On Aug 16, 2007, at 12:37 PM, Laszlo Nagy wrote:
You need to create a VPN connection between your two offices. You
can do this in a variety of ways, but probably the best solution
would be to have static IP's for both offices and a router that
has hardware support for VPNs at each office. You can connect the
two offices via a VPN connection from router to router.
Well, we do not have static IP addresses, and the routers does not
support VPN. Also I do not like the idea of VPN because I feel that
would forward more packets than needed. I may be wrong. :-)
A properly-configured VPN setup uses what Cisco calls a "split
config", where only traffic addressed to the subnet on the other side
of the VPN actually goes through the VPN tunnel; normal traffic sent
elsewhere goes out your normal default route. Some people have
experienced VPN setups where all traffic goes through the tunnel, and
those do indeed forward more traffic than they should.

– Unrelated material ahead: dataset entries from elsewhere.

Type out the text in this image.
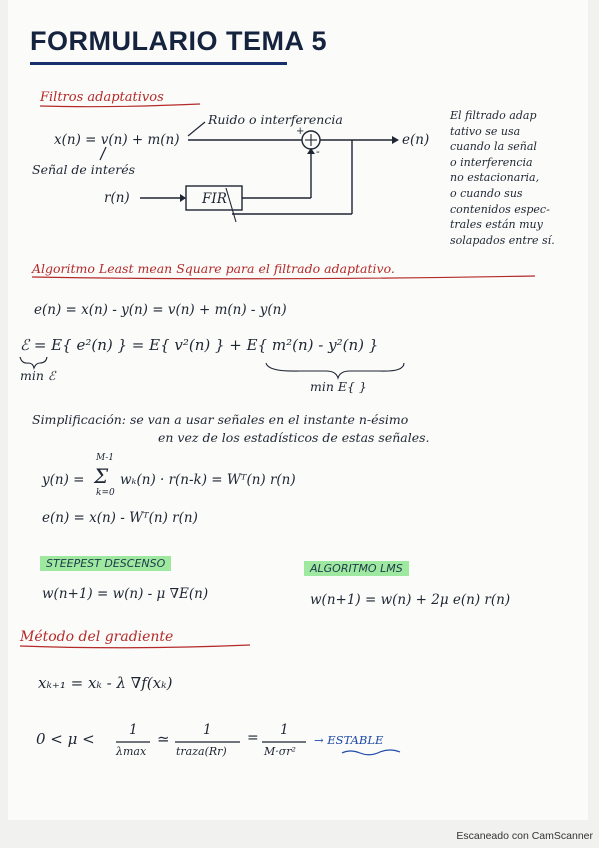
FORMULARIO TEMA 5
Filtros adaptativos
x(n) = v(n) + m(n)
Ruido o interferencia
Señal de interés
r(n)	FIR
e(n)
+
-
El filtrado adap
tativo se usa
cuando la señal
o interferencia
no estacionaria,
o cuando sus
contenidos espec-
trales están muy
solapados entre sí.
Algoritmo Least mean Square para el filtrado adaptativo.
e(n) = x(n) - y(n) = v(n) + m(n) - y(n)
ℰ = E{ e²(n) } = E{ v²(n) } + E{ m²(n) - y²(n) }
min ℰ
min E{ }
Simplificación: se van a usar señales en el instante n-ésimo
en vez de los estadísticos de estas señales.
y(n) =
M-1
Σ
k=0
wₖ(n) · r(n-k) = Wᵀ(n) r(n)
e(n) = x(n) - Wᵀ(n) r(n)
STEEPEST DESCENSO
w(n+1) = w(n) - μ ∇E(n)
ALGORITMO LMS
w(n+1) = w(n) + 2μ e(n) r(n)
Método del gradiente
xₖ₊₁ = xₖ - λ ∇f(xₖ)
0 < μ <	1
λmax
≃ 1
traza(Rr)
= 1
M·σr²
→ ESTABLE
Escaneado con CamScanner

Although we do not have static IP, we have DDNS. Is it possible to
do VPN from one FreeBSD box to another and then.... what? Mount
nfs? Mount smb? I can mount a remote smb volume then share it with
another smb server, but it looks wreid to me and I'm also concerned
about speed. I believe smb is not optimized for speed. If I have to
use VPN then I would like to use the most traffic-efficient method
over VPN. Can you suggest something?
Your goal to do filesharing safely over the Internet is best
satisfied by having a VPN between two static netblocks, or at least
individual IPs. openvpn makes a decent solution for FreeBSD, but if
you're not willing to get static IPs and configure a VPN, well, then
you probably need to re-evaluate your goals.